- Ziadabad
- Coordinates: 33°26′04″N 51°09′22″E﻿ / ﻿33.43444°N 51.15611°E
- Country: Iran
- Province: Isfahan
- County: Meymeh and Vazvan
- District: Central
- Rural District: Azan

Population (2016)
- • Total: 1,826
- Time zone: UTC+3:30 (IRST)

= Ziadabad, Isfahan =

Village in Isfahan province, Iran

Ziadabad (زياداباد) (Note: Also romanized as Zeyādābād and Zīādābād) is a village in Azan Rural District of the Central District (Note: Formerly Meymeh District of Shahinshahr County) in Meymeh and Vazvan County, Isfahan province, Iran.

==Demographics==
===Population===
At the time of the 2006 National Census, the village's population was 1,487 in 442 households, when it was in Vandadeh Rural District of Meymeh District (Note: Renamed the Central District of Meymeh and Vazvan County) in Borkhar and Meymeh County.
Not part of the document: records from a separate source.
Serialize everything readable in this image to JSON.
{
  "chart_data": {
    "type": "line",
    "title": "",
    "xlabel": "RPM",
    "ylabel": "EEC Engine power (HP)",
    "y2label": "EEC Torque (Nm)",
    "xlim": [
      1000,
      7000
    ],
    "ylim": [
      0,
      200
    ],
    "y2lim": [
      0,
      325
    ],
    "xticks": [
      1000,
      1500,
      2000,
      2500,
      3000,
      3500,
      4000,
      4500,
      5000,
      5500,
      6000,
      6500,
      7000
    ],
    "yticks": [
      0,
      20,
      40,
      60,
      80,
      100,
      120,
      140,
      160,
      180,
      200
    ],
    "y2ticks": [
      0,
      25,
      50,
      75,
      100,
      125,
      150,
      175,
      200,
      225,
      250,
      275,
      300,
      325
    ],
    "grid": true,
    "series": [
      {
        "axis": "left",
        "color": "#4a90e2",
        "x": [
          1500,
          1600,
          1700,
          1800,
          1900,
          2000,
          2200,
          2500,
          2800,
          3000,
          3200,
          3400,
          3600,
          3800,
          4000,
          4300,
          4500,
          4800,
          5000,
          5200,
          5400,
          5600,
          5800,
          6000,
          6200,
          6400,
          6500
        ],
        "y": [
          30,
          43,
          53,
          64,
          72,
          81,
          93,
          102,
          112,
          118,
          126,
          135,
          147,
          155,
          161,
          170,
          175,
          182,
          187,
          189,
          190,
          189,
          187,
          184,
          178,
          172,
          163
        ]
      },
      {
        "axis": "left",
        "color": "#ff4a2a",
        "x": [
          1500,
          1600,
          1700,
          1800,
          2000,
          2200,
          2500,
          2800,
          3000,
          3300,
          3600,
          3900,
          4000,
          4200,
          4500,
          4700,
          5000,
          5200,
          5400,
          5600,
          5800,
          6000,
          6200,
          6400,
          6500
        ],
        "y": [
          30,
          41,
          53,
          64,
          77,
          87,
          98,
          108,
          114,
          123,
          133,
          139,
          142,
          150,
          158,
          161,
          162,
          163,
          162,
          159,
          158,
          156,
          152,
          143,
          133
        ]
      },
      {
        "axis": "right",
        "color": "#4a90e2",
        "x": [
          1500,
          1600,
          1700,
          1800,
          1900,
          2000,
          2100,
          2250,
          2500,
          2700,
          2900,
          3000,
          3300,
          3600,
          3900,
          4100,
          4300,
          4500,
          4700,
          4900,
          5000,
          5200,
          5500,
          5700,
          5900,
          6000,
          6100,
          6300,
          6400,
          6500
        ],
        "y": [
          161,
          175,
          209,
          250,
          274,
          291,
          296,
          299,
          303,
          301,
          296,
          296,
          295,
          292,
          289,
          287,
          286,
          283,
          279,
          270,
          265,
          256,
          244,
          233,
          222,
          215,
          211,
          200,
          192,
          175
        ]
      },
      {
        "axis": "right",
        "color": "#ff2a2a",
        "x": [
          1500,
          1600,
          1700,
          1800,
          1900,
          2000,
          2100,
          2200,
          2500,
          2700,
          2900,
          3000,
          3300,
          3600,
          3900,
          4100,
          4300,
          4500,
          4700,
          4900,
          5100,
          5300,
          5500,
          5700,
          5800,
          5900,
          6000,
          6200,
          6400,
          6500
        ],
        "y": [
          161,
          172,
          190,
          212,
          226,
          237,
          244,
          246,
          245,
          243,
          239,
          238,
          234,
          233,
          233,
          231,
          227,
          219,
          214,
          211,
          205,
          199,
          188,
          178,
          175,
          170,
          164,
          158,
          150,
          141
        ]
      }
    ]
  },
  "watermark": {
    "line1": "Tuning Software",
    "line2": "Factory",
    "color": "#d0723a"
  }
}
The following census in 2011 counted 1,739 people in 516 households, by which time the district had been separated from the county in the establishment of Shahin Shahr and Meymeh County. (Note: Renamed Shahinshahr County) The 2016 census measured the population of the village as 1,826 people in 578 households.

In 2024, the district was separated from the county in the establishment of Meymeh and Vazvan County and renamed the Central District. Ziadabad was transferred to Azan Rural District created in the same district.